When a question involves the dynamic of 253 participants (weird large number), you should immediately think about trying out the scenario with a small number of participants so you can understand the dynamic and then extrapolate to 253. So what if you have $n=1$ lion? He eats the steak and falls asleep, he's no longer hungry and doesn't get eaten by anyone - so steak gets eaten.

What if we have 2 lions? Then if anyone eats the steak, he knows the other lion will eat him, so nobody dares to eat the steak (we assume they'd rather stay hungry than get eaten themselves!).

Three lions: If someone dares to eat the steak, will he get eaten? Well we have two lions remaining, considering whether to eat the sleeping third lion. Notice this is equivalent to the two-lion problem, where the sleeping lion is effectively the steak. If one of the two lions eats him, they themselves get eaten by the third lion, so nobody dears to eat the sleeping lion.
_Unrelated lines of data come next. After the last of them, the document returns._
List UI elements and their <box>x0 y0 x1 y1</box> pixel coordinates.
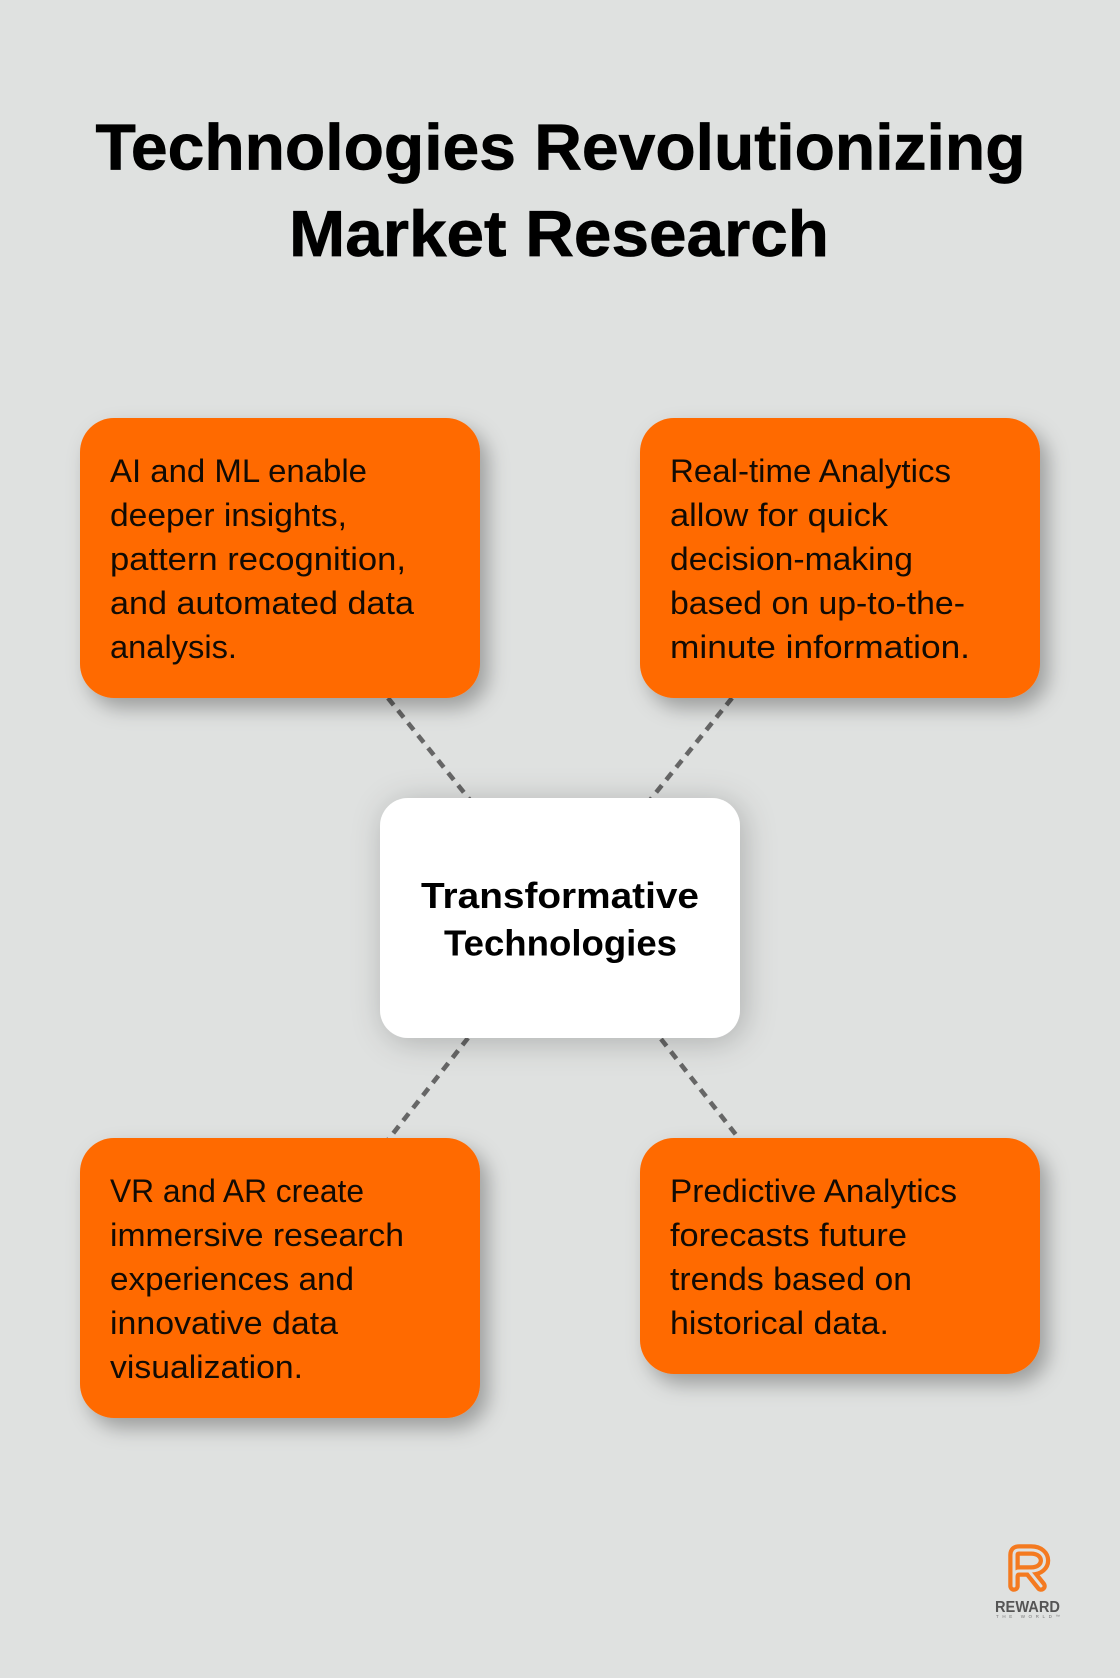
panel: Predictive Analytics: forecasts future <box>670 1217 907 1253</box>
panel: AI and ML <box>80 418 480 698</box>
panel: Real-time Analytics <box>640 418 1040 698</box>
panel: AI and ML: analysis. <box>110 629 237 665</box>
icon: ribbon letter R <box>1014 1550 1044 1586</box>
panel: Real-time Analytics: Real-time Analytics <box>670 453 951 489</box>
panel: Predictive Analytics: trends based on <box>670 1261 912 1297</box>
connector: top-left box to center <box>388 698 474 805</box>
panel: Real-time Analytics: decision-making <box>670 541 913 577</box>
panel: center Transformative Technologies: Transformative <box>421 875 699 916</box>
logo: Reward the World: THE WORLD™ <box>996 1614 1060 1619</box>
panel: AI and ML: pattern recognition, <box>110 541 406 577</box>
panel: VR and AR <box>80 1138 480 1418</box>
logo: Reward the World: REWARD <box>995 1599 1060 1616</box>
panel: VR and AR: immersive research <box>110 1217 404 1253</box>
panel: center Transformative Technologies <box>380 798 740 1038</box>
title: Technologies Revolutionizing <box>96 110 1026 184</box>
connector: center to bottom-left box <box>384 1038 468 1145</box>
panel: AI and ML: deeper insights, <box>110 497 347 533</box>
panel: VR and AR: innovative data <box>110 1305 339 1341</box>
panel: VR and AR: experiences and <box>110 1261 354 1297</box>
panel: Predictive Analytics <box>640 1138 1040 1374</box>
panel: Predictive Analytics: historical data. <box>670 1305 889 1341</box>
connector: center to bottom-right box <box>661 1039 744 1145</box>
connector: top-right box to center <box>646 698 732 805</box>
panel: VR and AR: VR and AR create <box>110 1173 364 1209</box>
title <box>96 110 1026 270</box>
panel: VR and AR: visualization. <box>110 1349 303 1385</box>
panel: Real-time Analytics: based on up-to-the- <box>670 585 965 621</box>
panel: Predictive Analytics: Predictive Analytics <box>670 1173 957 1209</box>
panel: AI and ML: and automated data <box>110 585 415 621</box>
panel: Real-time Analytics: minute information. <box>670 629 970 665</box>
panel: Real-time Analytics: allow for quick <box>670 497 889 533</box>
panel: AI and ML: AI and ML enable <box>110 453 367 489</box>
panel: center Transformative Technologies: Technologies <box>444 922 677 964</box>
title: Market Research <box>289 197 829 270</box>
logo: Reward the World <box>995 1550 1060 1619</box>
Since the first lion is intelligent, he knows he'll be safe and proceeds to eat the steak.

Notice the dynamic, if any lion in $n$-lion problem eats the steak, he gets treated the way steak gets treated in $n-1$. So if the streak gets eaten in $n-1$ lion problem, nobdoy dares eat it in $n$ lion problem. This produces alternating results: if steak was eaten in $n-1$, it won't get eaten in $n$ and vice-versa. At $n=1$ we saw the steak gets eaten, so whenever there's an odd number of lions, the steak will also get eaten. 253 is an odd number, so the steak gets eaten.